今回入荷のコニャック達をテイスティンググラスとコニャックグラスで飲み比べ。
数人でのテイスティングによる結果は「好みはそれぞれバラバラ」である。一見テクスチャーの同じに見えるプロプリエテもグラスが違うとまったく違う印象を受ける。面白い。
だから僕が「このお酒にはこのグラスが一番だ」といってもそれはまったく意味をなさないのである。ただやるかやらないかの差はかなり大きい。だからこそその一杯に説得力があり、お客様にも安心して任せていただけるのであろう。

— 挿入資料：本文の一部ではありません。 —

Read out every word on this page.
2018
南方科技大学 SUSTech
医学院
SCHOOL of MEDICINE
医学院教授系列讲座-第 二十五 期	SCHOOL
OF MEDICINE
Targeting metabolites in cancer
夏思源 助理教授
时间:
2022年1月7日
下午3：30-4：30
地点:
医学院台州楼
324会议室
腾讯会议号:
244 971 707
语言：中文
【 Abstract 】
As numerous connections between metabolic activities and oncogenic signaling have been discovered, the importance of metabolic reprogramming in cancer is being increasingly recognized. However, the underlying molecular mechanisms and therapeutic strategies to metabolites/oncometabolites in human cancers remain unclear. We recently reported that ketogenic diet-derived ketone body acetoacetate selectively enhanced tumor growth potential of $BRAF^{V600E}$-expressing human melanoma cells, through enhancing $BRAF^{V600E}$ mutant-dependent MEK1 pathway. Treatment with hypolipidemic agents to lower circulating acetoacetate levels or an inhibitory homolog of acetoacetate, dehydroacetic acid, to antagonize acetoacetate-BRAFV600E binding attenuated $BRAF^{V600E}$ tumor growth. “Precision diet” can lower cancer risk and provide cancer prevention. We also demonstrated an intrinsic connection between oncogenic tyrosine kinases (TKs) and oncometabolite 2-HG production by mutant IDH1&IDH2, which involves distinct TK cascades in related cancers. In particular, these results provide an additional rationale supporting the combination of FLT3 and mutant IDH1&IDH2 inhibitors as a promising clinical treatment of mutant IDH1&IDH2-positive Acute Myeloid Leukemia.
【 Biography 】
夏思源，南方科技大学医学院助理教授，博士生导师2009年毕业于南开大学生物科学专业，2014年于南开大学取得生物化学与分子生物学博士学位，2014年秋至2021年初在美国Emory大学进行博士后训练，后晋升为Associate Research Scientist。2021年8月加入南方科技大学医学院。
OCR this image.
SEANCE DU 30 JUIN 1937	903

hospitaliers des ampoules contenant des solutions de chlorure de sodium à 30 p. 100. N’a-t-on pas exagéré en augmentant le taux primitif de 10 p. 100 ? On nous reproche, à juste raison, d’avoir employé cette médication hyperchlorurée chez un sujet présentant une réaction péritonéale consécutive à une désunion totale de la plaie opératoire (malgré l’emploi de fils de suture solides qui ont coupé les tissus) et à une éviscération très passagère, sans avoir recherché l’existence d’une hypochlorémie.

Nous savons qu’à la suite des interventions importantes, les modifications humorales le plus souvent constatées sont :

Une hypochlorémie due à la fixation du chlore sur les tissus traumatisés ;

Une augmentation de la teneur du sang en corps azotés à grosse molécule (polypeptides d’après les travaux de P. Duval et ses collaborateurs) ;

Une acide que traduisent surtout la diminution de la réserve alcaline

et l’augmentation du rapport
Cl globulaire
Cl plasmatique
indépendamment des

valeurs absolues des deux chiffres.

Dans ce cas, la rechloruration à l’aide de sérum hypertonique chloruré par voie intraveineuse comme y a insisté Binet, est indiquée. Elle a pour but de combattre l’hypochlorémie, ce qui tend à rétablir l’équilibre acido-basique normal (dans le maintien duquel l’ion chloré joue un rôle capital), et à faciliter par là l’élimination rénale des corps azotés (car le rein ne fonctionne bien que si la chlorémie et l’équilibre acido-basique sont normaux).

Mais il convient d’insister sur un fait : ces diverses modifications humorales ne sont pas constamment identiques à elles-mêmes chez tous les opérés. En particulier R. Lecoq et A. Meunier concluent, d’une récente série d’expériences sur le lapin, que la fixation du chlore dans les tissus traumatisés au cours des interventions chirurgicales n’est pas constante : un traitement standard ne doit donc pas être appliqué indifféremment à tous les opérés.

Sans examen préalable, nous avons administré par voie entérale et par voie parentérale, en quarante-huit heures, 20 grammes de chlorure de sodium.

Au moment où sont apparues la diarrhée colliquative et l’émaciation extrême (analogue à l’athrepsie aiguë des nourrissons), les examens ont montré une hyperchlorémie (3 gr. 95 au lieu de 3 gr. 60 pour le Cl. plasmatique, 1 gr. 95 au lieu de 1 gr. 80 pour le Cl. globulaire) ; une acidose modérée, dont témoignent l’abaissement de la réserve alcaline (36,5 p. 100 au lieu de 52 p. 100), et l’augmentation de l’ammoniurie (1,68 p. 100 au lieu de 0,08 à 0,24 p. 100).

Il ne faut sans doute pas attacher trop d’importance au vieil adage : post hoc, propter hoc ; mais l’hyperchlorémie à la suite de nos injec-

当店で人気のグラスシャンパーニュ。グラスに関しては僕の好みを押し付けている形になるが、好みは人それぞれであるのは承知していながらもやっぱ「自分が色々試して一番美味しかったもの」を出したくなるのが自然である。
うちで選んでいるシャンパーニュはコク豊かなものが多い。フルートシャンパングラスでも美味しいがバルーン型のシャンパングラスのほうが旨みをはっきりと感じ取れる。フルート型のシャンパングラスはカヴァやクレマン、シャンパーニュならばきりっとした酸のあるシンプルなテクスチャーのブランドブランが適しているように思える。バルーン型のグラスもいくつかあり当店ではシュピゲラウ・アディナ(これを基本にしている)、バカラ・オノロジー、ロブマイヤー・バレリーナと三種類用意している。是非飲み比べてもらいたいです。オノロジーに関しては同じシャンパーニュでも骨格と男らしさを演出する要因がありそう。典型的な黒葡萄メイン物が相応しい。ロブマイヤーは泡のポテンシャルの体感数値をブーストする作用があるようだ。きめ細かな泡を持つ上質キュヴェのアサンブラージュ物が楽しそうである。色調の濃いシャンパーニュやムニエ比率の多いものは逆に白ワイングラスのほうが美味しく感じることが多い。
メーカーが決めているグラスの名前はあくまでも目安であり、それにとらわれる必要はないのである。先日ドイツのシュペートブルグンダー(フーバー2005だったかな?)を飲んだが、ピノグラスやブルゴーニュグラス(大、小)で飲んでも「単なるチャーミングな若いピノ」の印象しか受けなかったが、比較的小さめの白ワイン用グラス(リースリング向けとのこと)で飲むとキノコや腐葉土、プルーンやブルーベリーのニュアンスが感じ取れた。これにはさすがにビックリ。最近で一番ビックリしたグラスマジックであった。
要は僕達がそれを楽しまなくてはお客様にはその楽しさは伝わらない。でもそういう過程をお客様に説明する必要は無い。むしろするべきではない。得た知識、技術を得たままぶつけるのではなく、お客様と接する過程でそれが違和感無く自然に組み込まれることによって新たな感動を感じてもらうことになるのではないだろうか。お客様や同業の前で「俺はこんなに努力しているんだ!」と叫ぶことは、ゲームセンターに行って「俺は昇龍拳のコマンド入力できるぞ!」と叫ぶのと同じくらい滑稽である。

アインシュタインは
「理詰めで物事を考えることによって、新しい発見をしたことは、私には一度もない。 」
と言う言葉を残した。私達は目に見えない強固なものに知らず知らず縛られている。視点を変えると思ってもない結果(良くも悪くも)に出くわす。情報が溢れ過ぎ、ちょっと手を伸ばせば誰でも満足や感動が得れる今、未知なる感動を体感し、それをお客様に還元できるヒントは「まだ見ぬもの」「新しいもの」を探すことではなく、「当たり前とされているもの」にメスを入れることではないだろうか。